Limnobium laevigatum est une plante aquatique flottante native d’Amérique du Sud et d’Amérique centrale. Elle a été relativement dispersée sur la planète, notamment en Europe où elle est occasionnelle en Belgique, en Hongrie et en Pologne.

En Espagne, deux individus ont été observés en 2021 dans le ruisseau Martín Gonzalo dans la province de Córdoba, ce qui constitue une première découverte pour la flore d’Andalousie (Martínez-Sagarra et al., 2021). Il s’agit en fait du deuxième signalement de cet hydrophyte pour la péninsule ibérique, où il était très récemment connu de la province de Madrid. (Corro et al., 2019).

Dans son Service d’Information 2021 no. 9, l’Organisation européenne et méditerranéenne pour la protection des plantes (OEPP) indique que des prospections devraient être menées dans une zone plus étendue autour des sites où l’espèce a été signalée, et que le risque phytosanitaire pour la région OEPP devrait être évalué.

 

Présentation de l’espèce

Communément appelé Grenouillette ou encore Petit nénuphar américain, Limnobium laevigatum (synonyme Hydrocharis laevigata), est une hydrophyte flottante non enracinée. La Grenouillette fait partie de la famille des Hydrocharidacées, qui tient son nom de Hydrocharis, composé des mots grecs hydro, « eau », et charis, « grâce, beauté ».

Morphologie

Rappelant les feuilles d’un nénuphar, les feuilles de L. laevigatum sont subcirculaires, flottantes, glabres et brillantes au-dessus, avec une épaisse couche de tissu spongieux rempli d’air en dessous. La base des feuilles est arrondie ou légèrement cordée. Les plantes juvéniles poussent en rosettes de feuilles flottantes qui s’aplatissent à la surface de l’eau. Un tissu d’aérenchyme spongieux est présent sur la face inférieure des feuilles des plantes juvéniles.

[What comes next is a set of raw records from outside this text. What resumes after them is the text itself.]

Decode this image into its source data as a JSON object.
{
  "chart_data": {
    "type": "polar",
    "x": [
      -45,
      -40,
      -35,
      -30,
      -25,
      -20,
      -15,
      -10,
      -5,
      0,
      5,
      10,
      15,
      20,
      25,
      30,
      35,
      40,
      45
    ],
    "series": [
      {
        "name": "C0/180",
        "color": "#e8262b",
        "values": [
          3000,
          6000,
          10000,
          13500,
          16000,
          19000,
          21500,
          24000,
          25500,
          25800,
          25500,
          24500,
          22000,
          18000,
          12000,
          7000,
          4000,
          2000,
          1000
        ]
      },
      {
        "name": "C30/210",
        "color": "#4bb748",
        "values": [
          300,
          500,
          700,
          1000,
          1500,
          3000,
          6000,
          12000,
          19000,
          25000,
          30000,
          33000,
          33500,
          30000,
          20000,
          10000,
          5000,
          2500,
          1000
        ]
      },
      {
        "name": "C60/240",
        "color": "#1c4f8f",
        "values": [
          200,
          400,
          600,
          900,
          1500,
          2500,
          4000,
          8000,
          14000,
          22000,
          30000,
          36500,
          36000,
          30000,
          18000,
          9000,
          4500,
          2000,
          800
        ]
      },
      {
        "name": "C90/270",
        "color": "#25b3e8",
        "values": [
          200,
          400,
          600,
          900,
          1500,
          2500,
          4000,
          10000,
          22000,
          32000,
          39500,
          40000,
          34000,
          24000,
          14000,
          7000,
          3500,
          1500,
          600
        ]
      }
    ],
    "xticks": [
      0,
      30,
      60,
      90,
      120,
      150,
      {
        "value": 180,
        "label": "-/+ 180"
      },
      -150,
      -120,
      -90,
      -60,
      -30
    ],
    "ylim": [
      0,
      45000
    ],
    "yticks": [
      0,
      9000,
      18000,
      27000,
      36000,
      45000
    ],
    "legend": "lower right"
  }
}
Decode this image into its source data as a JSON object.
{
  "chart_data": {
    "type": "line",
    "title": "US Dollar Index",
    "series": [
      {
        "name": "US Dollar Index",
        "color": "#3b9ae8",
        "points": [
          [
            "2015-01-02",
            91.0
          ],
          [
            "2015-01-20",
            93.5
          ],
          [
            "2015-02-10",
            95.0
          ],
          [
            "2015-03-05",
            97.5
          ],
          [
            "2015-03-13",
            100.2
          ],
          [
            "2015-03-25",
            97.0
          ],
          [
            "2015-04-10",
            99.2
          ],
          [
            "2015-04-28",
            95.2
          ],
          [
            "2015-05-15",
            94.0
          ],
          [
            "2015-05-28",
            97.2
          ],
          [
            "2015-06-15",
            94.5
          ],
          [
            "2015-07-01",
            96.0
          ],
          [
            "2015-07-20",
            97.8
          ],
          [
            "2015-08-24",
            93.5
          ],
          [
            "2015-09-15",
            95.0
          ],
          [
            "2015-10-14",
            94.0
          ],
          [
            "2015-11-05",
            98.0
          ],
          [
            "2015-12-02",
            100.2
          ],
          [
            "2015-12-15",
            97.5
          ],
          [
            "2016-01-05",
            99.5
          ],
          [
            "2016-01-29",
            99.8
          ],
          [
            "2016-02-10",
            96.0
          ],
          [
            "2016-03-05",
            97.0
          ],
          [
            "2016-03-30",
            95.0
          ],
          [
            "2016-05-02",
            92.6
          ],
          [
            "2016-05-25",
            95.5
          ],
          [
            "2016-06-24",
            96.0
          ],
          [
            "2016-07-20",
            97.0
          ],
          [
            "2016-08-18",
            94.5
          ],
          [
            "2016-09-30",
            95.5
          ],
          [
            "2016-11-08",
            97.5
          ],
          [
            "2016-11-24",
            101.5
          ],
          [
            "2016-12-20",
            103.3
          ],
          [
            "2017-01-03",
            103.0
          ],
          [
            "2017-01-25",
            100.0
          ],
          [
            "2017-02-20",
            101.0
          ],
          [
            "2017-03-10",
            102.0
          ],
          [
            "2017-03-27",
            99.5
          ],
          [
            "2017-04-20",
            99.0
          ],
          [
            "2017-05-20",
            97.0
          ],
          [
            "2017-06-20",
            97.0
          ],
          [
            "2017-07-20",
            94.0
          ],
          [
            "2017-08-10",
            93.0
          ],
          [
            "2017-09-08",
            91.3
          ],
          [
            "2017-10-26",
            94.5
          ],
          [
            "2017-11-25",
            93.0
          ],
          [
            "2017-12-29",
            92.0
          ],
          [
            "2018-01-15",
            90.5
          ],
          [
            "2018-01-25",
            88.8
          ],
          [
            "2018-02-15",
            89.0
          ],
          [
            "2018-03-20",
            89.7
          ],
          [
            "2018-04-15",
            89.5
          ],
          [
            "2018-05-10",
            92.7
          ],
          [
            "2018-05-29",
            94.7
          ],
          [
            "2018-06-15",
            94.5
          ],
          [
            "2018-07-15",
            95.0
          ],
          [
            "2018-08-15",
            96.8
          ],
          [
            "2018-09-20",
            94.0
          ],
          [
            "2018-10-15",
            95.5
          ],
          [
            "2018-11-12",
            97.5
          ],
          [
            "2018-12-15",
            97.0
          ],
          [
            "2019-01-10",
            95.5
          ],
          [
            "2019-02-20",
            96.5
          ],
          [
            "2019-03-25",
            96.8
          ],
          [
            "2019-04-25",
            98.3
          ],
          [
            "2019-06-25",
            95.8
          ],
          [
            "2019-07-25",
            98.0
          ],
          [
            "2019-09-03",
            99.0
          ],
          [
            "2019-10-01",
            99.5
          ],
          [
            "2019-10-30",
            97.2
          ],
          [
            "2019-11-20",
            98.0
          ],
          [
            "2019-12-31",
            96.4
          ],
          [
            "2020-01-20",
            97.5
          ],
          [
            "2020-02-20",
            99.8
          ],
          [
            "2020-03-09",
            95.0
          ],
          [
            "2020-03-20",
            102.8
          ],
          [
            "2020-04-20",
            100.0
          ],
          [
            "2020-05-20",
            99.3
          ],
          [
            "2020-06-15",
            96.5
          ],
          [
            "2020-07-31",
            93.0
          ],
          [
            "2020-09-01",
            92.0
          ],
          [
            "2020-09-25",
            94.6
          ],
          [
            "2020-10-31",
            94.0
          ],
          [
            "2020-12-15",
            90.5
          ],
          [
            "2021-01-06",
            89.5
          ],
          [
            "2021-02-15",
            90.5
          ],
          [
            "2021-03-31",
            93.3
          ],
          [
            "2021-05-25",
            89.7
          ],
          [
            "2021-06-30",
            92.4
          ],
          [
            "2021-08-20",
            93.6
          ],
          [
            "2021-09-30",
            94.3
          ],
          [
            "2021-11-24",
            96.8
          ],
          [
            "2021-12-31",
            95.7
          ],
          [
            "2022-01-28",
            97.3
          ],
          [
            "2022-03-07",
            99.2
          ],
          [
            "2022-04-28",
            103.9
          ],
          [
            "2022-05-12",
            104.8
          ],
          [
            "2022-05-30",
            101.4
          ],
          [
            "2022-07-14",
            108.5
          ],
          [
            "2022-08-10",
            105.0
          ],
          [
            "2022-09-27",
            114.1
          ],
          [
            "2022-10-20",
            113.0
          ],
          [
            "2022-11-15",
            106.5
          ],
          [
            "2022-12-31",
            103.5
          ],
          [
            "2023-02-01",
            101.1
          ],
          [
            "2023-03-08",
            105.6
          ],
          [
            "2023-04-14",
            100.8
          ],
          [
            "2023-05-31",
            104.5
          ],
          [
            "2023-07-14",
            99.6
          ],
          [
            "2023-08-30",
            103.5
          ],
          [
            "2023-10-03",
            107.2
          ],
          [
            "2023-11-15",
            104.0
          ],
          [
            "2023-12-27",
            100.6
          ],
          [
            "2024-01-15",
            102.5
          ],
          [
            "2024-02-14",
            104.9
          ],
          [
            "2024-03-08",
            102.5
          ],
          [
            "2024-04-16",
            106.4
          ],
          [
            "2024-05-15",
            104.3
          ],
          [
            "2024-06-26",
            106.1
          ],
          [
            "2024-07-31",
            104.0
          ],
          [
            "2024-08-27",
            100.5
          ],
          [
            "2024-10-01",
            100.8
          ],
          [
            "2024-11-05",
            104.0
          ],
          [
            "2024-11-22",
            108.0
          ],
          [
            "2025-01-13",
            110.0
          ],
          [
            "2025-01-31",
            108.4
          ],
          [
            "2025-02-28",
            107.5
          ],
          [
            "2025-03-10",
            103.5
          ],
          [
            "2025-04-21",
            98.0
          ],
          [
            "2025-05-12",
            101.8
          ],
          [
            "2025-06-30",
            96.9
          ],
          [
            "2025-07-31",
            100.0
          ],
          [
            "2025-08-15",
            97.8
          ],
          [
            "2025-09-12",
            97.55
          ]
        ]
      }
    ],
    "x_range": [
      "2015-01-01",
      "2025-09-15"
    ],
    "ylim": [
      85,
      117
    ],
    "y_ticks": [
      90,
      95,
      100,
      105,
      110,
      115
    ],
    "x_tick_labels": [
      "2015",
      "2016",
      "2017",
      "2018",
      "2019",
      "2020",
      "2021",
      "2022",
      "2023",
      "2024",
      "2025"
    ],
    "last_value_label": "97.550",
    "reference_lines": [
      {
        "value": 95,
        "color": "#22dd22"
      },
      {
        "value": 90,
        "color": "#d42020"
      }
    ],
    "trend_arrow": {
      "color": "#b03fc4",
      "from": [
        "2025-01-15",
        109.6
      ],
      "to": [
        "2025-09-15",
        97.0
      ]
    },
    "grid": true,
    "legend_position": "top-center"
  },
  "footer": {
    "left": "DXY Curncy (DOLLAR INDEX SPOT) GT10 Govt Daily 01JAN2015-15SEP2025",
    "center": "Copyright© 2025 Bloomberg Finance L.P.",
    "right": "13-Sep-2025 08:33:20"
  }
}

Son système racinaire est flottant.

Couche de tissu spongieux © Noé Isaac Avalos Mojica, iNaturalist (CC BY-NC)

Développement en rosette des jeunes pousses © Carlos Domínguez-Rodríguez, iNaturalist (CC BY-NC)

A maturité les plantes peuvent atteindre une taille de 50 cm. Leurs feuilles émergentes sont portées sur des pétioles grêles (à la différence par exemple de la Jacinthe d’eau, qui possède des pétioles spongieux et gonflés).

Fleur © Rich Hoyer, iNaturalist (CC BY-NC-SA)

Les fleurs sont petites, blanches et unisexuées, avec un ovaire infère chez les femelles.

Le fruit est une capsule charnue de 4 à 13 mm de longueur et de 2 à 5 mm de diamètre, portée par un pédicelle recourbé. Il peut se développer dans la boue ou sous l’eau et contenir jusqu’à 100 graines ellipsoïdes et poilues, qui mesurent 1 mm de long (Cook and Urmi-König, 1983).

Histoire d’une introduction

Utilisée dans les aquariums et les étangs d’agrément, L. laevigatum a été introduite en Californie dans de nombreux plans d’eau, avant de se répandre dans les cours d’eau et de coloniser de plus grandes zones incluant, par exemple, le delta du fleuve Sacramento. Outre l’Amérique du Nord, l’espèce est également présente dans plusieurs pays tel que l’Australie, le Japon, l’Indonésie, la Zambie et le Zimbabwe (CABI, 2019). En Europe, elle est signalée comme étant occasionnelle en Belgique, en Hongrie et en Pologne (SI OEPP 2021/114).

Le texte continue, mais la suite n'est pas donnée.